Enforces strict one-way information flow between HIGH and LOW security domains through a trusted intermediary. The diode applies policy checks and audit logging—no data ever flows backwards. This is the canonical Fiducia example from the ChorFi paper.
Guarantee One-way Data Flow
===========================
+-----------+ high_to_diode +------------+ diode_to_low +-----------+
| domain | ------ ch1 ------> | data | ------ ch2 ------> | domain |
| HIGH | | diode | | LOW |
| pri = 100 | | pri = 200 | | pri = 100 |
+-----------+ +------------+ +-----------+
(TRUSTED)
No shared memory or channel between domain_high and domain_low.
All information must pass through the trusted data_diode.
The data diode is currently implemented as three C protection domains running on seL4 Microkit. The system description XML defines the architecture, and seL4 capabilities enforce the isolation.
<!-- Shared memory: domain_high writes, data_diode reads --> <memory_region name="high_to_diode" size="0x1_000" /> <memory_region name="diode_to_low" size="0x1_000" /> <protection_domain name="domain_high" priority="100"> <program_image path="domain_high.elf" /> <map mr="high_to_diode" vaddr="0x4_000_000" perms="rw" /> </protection_domain> <protection_domain name="data_diode" priority="200"> <program_image path="data_diode.elf" /> <map mr="high_to_diode" vaddr="0x4_000_000" perms="rw" /> <map mr="diode_to_low" vaddr="0x5_000_000" perms="rw" /> </protection_domain> <protection_domain name="domain_low" priority="100"> <program_image path="domain_low.elf" /> <map mr="diode_to_low" vaddr="0x4_000_000" perms="rw" /> </protection_domain> <!-- Channels: HIGH -> diode -> LOW --> <channel> <end pd="domain_high" id="1" /> <end pd="data_diode" id="1" /> </channel> <channel> <end pd="data_diode" id="2" /> <end pd="domain_low" id="1" /> </channel>
void notified(microkit_channel ch) { if (ch == CH_HIGH) { int len = diode_buf_read(in_buf, msg, 255); /* Apply policy check */ if (!policy_check(msg, len)) { microkit_dbg_puts("[DIODE] BLOCKED by policy!\n"); return; } /* Forward to low side (the one-way transfer) */ diode_buf_write(out_buf, msg, len); microkit_notify(CH_LOW); } /* We deliberately ignore any notification from CH_LOW. * domain_low has no channel carrying data back to HIGH. */ }
In Fiducia, the entire data diode architecture is expressed in two concise files. The compiler verifies information flow security, channel directionality, and deadlock freedom—properties that in the C version are enforced only by careful manual discipline.

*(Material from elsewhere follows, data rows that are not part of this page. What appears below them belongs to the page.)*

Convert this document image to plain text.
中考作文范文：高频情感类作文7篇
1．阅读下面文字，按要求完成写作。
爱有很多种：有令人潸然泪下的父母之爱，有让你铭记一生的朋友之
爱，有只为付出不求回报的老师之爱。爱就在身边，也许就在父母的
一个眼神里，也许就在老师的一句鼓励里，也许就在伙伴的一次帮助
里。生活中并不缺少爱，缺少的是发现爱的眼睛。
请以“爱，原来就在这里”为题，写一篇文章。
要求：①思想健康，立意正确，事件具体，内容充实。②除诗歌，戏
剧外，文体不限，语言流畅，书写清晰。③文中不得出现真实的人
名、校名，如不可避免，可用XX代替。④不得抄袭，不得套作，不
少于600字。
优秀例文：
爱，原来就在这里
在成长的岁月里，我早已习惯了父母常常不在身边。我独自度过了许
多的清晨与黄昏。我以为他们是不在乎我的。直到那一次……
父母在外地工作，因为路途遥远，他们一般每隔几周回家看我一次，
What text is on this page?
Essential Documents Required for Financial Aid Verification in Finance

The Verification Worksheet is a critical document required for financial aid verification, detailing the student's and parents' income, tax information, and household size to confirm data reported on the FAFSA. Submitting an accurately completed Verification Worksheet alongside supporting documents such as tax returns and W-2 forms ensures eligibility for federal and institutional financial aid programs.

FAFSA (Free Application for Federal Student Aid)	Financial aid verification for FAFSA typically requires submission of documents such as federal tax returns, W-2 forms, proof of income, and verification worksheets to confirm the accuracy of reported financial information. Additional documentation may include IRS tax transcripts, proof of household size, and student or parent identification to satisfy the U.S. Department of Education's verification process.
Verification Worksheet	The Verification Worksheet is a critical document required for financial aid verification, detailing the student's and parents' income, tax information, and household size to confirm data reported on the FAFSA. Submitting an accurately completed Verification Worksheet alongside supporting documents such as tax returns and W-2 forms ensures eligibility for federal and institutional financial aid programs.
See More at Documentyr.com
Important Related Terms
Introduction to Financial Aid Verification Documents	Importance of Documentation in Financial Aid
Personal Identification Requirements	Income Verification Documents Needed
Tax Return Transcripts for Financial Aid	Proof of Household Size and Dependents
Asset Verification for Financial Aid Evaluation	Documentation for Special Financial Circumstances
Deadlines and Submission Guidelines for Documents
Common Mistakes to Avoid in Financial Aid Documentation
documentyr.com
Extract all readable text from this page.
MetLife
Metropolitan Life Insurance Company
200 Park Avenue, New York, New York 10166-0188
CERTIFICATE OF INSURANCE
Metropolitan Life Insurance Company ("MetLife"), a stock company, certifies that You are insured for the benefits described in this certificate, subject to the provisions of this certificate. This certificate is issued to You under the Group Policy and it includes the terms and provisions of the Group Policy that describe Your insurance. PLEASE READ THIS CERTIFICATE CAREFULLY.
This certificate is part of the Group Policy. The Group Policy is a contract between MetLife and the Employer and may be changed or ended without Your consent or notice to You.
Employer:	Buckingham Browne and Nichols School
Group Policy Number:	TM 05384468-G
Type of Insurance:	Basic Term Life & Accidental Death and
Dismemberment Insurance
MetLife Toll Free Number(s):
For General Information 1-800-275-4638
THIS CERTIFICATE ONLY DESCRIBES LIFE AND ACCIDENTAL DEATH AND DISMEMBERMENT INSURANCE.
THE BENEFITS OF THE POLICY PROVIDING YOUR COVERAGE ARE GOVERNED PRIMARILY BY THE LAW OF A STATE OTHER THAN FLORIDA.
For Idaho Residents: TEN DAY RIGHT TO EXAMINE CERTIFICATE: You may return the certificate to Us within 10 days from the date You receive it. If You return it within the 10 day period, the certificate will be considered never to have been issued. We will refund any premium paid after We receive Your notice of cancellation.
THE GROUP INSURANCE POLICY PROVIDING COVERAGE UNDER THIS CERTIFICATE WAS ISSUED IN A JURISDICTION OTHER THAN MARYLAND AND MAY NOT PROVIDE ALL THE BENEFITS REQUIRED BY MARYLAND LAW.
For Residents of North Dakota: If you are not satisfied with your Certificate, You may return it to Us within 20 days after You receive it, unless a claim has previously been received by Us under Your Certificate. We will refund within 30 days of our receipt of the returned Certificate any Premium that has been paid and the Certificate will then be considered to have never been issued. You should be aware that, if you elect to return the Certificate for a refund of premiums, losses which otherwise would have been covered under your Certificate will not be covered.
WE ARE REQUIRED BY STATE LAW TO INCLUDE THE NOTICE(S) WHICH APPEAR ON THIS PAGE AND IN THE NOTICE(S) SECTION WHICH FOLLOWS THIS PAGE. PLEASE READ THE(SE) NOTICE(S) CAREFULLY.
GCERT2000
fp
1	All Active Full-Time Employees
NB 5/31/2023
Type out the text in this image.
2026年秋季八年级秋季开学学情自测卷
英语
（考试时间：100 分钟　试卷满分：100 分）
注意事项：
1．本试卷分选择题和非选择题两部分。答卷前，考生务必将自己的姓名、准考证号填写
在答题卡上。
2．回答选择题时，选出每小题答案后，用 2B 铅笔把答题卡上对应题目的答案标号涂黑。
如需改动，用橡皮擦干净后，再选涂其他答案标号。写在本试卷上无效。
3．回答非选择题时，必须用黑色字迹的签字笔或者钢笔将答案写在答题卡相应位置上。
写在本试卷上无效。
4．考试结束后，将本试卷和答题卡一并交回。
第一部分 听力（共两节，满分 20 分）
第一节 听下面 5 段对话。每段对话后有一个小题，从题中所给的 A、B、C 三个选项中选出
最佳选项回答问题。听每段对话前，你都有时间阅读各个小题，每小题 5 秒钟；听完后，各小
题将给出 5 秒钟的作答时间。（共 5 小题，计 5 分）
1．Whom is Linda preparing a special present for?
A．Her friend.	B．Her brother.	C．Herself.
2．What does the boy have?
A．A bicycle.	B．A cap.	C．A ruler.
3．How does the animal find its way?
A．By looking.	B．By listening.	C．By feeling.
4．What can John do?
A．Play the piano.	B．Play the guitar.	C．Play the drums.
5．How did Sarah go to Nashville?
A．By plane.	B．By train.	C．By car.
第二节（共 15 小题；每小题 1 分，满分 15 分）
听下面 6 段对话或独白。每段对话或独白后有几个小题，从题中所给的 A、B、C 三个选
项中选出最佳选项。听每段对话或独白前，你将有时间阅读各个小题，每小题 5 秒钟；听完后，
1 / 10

// Memory regions used as channel buffers MemoryRegion eth_outer_output(0x200_000); MemoryRegion eth_inner_input(0x200_000); // Protection domains: (priority, irq, budget, period) ProtectionDomain eth_outer(99, 159, 1000, 100_000); ProtectionDomain eth_inner(199, 155); ProtectionDomain dd(100); // One-way SPSC channels Chan o2d = eth_outer --> dd; o2d.set_buffer(eth_outer_output); Chan d2i = dd --> eth_inner; d2i.set_buffer(eth_inner_input); // System composition System = eth_outer ||| eth_inner ||| dd;
import "ddiode.c" as dd; () : dd.init(); Process: Notified(): o2d?pkt -> d2i!pkt -> Notified();
// Add security labels — the compiler catches leaks Low MemoryRegion eth_outer_output(0x200_000); High MemoryRegion eth_inner_input(0x200_000); Low Mapping input_buf(eth_outer_output, "r"); // OK: read Low High Mapping output_buf(eth_inner_input, "rw"); // OK: write High // This would be a compile-time ERROR: // Low Mapping leak(eth_inner_input, "r"); // High -> Low!
What the compiler verifies:
unidirectional channel flow (--> not <->),
information flow labels prevent High→Low leaks,
well-typed choreography guarantees deadlock freedom,
and the ||| composition ensures all PDs are accounted for.